Verdi’s “Nabucco” is a stirring operatic take on ages old stories of war, love and faith
- Written by Tina Farmer
Union Avenue Opera presents Verdi’s first successful opera, “Nabucco,” which tells a story of family division and greed set against the backdrop of the war waged by the King of Babylon against the people of Jerusalem. The story of passion and greed gets an impressive interpretation in the opera’s fast-moving, emotionally evocative production.
Zaccaria, the high priest, has captured Nabucco’s daughter and is holding her prisoner in the hopes of negotiating peace through the return of the girl to her father. But Fenena has secretly fallen in love with Ismaele, the king of Jerusalem’s nephew, and accepted the Hebrew god as her own. Her half sister Abigaille, a fierce warrior with eyes on the throne, bursts into the temple and threatens to destroy it unless Ismaele abandons Fenena and swears his love to her, but he will not.
Abigaille is victorious and Nabucco in a fit of arrogance and anger claims that he is equal to god, causing him to be struck by lightening and grievously injured. Abigaille quickly grabs the crown and begins her rule by sentencing Fenena to death. On realizing he has signed the document sealing his daughter’s fate, Nabucco becomes clear headed, gathers loyal members of his guard to help him save his daughter and accepts the Hebrew god. But is it enough to rescue Assyria from the vengeful and ruthless hands of Abigaille?
Verdi’s music is inherently complex and following each theme requires strict attention. The opera is filled with both reverence and war and begins with an overture that introduces the major themes of each character. The music builds with precision and the layered themes of the principle characters are supported by an enveloping orchestral arrangement that supports each of the contrasting melodies. Strong performances from Marsha Thompson as Abigaille, Robert Garner as Nabucco, Melody Wilson as Fenena, Jesse Donner as Ismaele and Zachary James as Zaccaria help audience members follow along, aided by the translated subtitles. Each of the leads has a firm understanding of their role both from the standpoint of classic opera and as characters in an interwoven story.
Though the show features multiple plots, this story is clearly centered on the struggle for the crown between Abigaille and Nabucco. Thompson and Garner carry the lion’s share of the vocal leads and major arias in the performance. Thompson shines as the slave turned regent. Her soprano bold and clear, she effortlessly hits and sustains each note without wavering and there’s a ferocity to her performance that’s thoroughly captivating. Garner counters with a resonant voice and a bass to baritone range that enables him to easily move from his highest to lowest moments. Together, they create distinct, compelling characters, their animosity palpable and their clash clearly unavoidable.

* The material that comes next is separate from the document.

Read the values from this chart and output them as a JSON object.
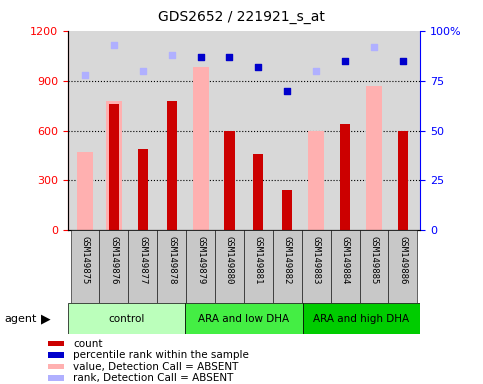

Wilson is endearing as the young Fenena, and she’s a lovely mezzo-soprano who acts convincingly. A number of her most important character moments are conveyed without speech making her pure, vulnerable singing all the more effective. Donner, a striking tenor, complements Wilson ever so gracefully. James is an imposing figure with a deep, rich bass and height to tower over the others, adding gravitas to his youthful portrayal of the high priest. Though it is occasionally difficult to understand him in the lower end of his range, his notes are true.
The chorus cannot be overlooked in this production, as each voice is finely tuned and their contributions to the opera considerable. The opening lament and the processional in Act III are powerful, moving moments, with the ending notes of the movement delivered in quiet almost ethereal perfection. Several members of the ensemble also shine in brief solos, including Karen Kanakis, Clark Sturdevant and Jacob Lassetter. Conductor Stephen Hargreaves and stage director Mark Freiman provide expert guidance, ensuring quality performances that help convey the story and musical themes.
Patrick Huber’s stage is imposing, efficient and enhanced by his light design, providing multiple levels for visual interest and storytelling that also create space for each individual voice. Teresa Doggett’s costumes complement the story and characters. The Hebrews are garbed in simple fabrics and earthy tones, the Babylonians in beautifully embellished, richly colored fine fabric and jewels. Color is used to designate the factions of the Babylonians. Those following Abigaille are in oranges and reds; those following Nabucco are in white, khaki and gold, though Abigaille also dons the white and gold of regency. Fenena and the other innocent women wear shades of purple and blue. The cues help those in the audience less familiar with either the opera or the story to follow along and quickly understand both nationality and allegiances.
Composed in 1841 and infrequently performed, though the Hebrew chorus in Act III is well known, the opera is engaging and the story simple enough that even opera novices, like this reviewer, can grasp the plot and themes. “Nabucco,” continuing through August 4 at Union Avenue Opera, may be less familiar to opera fans but the work is thoroughly engaging and the music retains all the qualities that mark Verdi as among the most significant and important operatic composers. The score successfully uses both voices and instruments to create lush soundscapes that deliver the story with effective drama and the performances of Thompson and Garner, in particular, are expertly conveyed and convincingly sung.